The accusations intensified last month when ASEAN failed to move ahead on the South China Sea issue at a regional summit in Cambodia. The group failed to produce a joint statement for the first time in its 45-year history, an impasse that was widely attributed to Chinese political pressure.

But Xinhua on Monday shot back, suggesting such a split is the result of the “meddling of some Western countries” that are looking for a divided Asia, in an apparent reference to the Obama administration's recent “pivot” towards the region.

Carlyle Thayer, a specialist on ASEAN affairs at the University of New South Wales, says it would be a mistake to argue that long-standing territorial disputes between China and its five rival claimants are the result of recent U.S. policy decisions.

“I think to put all the blame, or to even try to elevate the importance of the U.S. as the instigator has gotten the facts wrong,” says Thayer. “These disputes existed long before the so-called pivot was announced.”

Thayer acknowledges that the Philippines and Vietnam, the two ASEAN members most outspoken against China's maritime claims, have become emboldened following the U.S. rebalancing. But he says U.S. officials have recently made comments encouraging restraint.

The Xinhua commentary comes as Chinese Foreign Minister Yang Jiechi wrapped up his five-day tour of Southeast Asia, where he said China was willing to work with regional leaders on a long-delayed code of conduct to reduce tensions in the South China Sea.

Thayer says Yang's trip is likely a bid by Beijing to limit the fall-out from the failure of last month's ASEAN summit, which some say highlighted China's heavy-handed efforts to create a more compliant ASEAN.

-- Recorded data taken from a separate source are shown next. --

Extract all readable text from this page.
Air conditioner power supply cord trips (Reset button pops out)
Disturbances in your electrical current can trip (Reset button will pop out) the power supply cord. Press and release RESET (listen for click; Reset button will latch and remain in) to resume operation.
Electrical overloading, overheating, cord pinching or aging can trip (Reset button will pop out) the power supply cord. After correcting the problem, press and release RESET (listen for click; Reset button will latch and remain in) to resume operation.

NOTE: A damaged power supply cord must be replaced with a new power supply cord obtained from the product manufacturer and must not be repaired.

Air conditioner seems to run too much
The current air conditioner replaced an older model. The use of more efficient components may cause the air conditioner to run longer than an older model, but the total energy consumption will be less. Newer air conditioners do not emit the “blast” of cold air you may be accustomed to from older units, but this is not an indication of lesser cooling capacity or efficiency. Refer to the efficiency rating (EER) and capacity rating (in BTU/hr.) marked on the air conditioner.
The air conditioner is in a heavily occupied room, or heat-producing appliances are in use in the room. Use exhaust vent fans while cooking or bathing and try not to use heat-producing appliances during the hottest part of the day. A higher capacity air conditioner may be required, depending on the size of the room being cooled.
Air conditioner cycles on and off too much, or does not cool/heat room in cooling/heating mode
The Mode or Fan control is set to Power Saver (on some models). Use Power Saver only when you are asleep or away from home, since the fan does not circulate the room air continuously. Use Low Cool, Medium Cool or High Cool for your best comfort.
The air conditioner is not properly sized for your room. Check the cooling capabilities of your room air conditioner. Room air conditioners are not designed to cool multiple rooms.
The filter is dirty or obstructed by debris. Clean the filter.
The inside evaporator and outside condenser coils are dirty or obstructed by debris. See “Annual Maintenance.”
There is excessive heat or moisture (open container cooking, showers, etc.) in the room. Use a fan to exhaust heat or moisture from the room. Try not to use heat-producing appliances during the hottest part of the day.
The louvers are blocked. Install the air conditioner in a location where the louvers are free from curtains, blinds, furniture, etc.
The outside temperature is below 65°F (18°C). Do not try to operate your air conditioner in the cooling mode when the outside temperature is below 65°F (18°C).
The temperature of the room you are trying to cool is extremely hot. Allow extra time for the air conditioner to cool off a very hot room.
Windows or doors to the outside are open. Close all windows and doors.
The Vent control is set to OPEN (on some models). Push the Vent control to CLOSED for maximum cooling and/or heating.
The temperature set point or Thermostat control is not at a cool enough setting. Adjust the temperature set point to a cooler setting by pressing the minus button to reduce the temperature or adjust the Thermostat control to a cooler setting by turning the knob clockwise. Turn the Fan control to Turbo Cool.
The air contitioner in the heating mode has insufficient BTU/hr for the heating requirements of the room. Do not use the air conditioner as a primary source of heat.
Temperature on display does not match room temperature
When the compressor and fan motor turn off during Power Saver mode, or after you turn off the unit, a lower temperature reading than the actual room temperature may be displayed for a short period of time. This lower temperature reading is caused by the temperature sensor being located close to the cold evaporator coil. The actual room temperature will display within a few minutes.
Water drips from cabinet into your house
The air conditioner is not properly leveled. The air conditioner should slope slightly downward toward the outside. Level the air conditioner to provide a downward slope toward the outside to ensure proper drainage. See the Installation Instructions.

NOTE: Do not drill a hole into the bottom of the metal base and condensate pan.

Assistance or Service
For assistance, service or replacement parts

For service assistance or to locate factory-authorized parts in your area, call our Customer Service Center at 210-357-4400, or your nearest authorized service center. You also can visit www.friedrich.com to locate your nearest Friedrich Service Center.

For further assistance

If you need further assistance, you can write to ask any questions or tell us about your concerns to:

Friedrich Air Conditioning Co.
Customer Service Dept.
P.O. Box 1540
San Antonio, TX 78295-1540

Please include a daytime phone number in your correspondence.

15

“I think the foreign minister's visit was a fence-mending (trip) designed to give reassurance that at least cooperative activities which have been in abeyance on the South China Sea are about to start and that the long-protracted negotiations on a code of conduct will be put back on track,” says Thayer.

Following a meeting with Yang, Malaysian Foreign Minister Anifah Aman called on ASEAN countries to settle their disputes with one another before dealing with China, raising the prospect of whether the trip was a success for Beijing.

China has become increasingly assertive in claiming nearly all of the 3.5-million-square-kilometer South China Sea, which is thought to hold vast energy deposits and is one of the world's busiest shipping lanes. The Philippines, Brunei, Malaysia, Taiwan and Vietnam also claim parts of the region.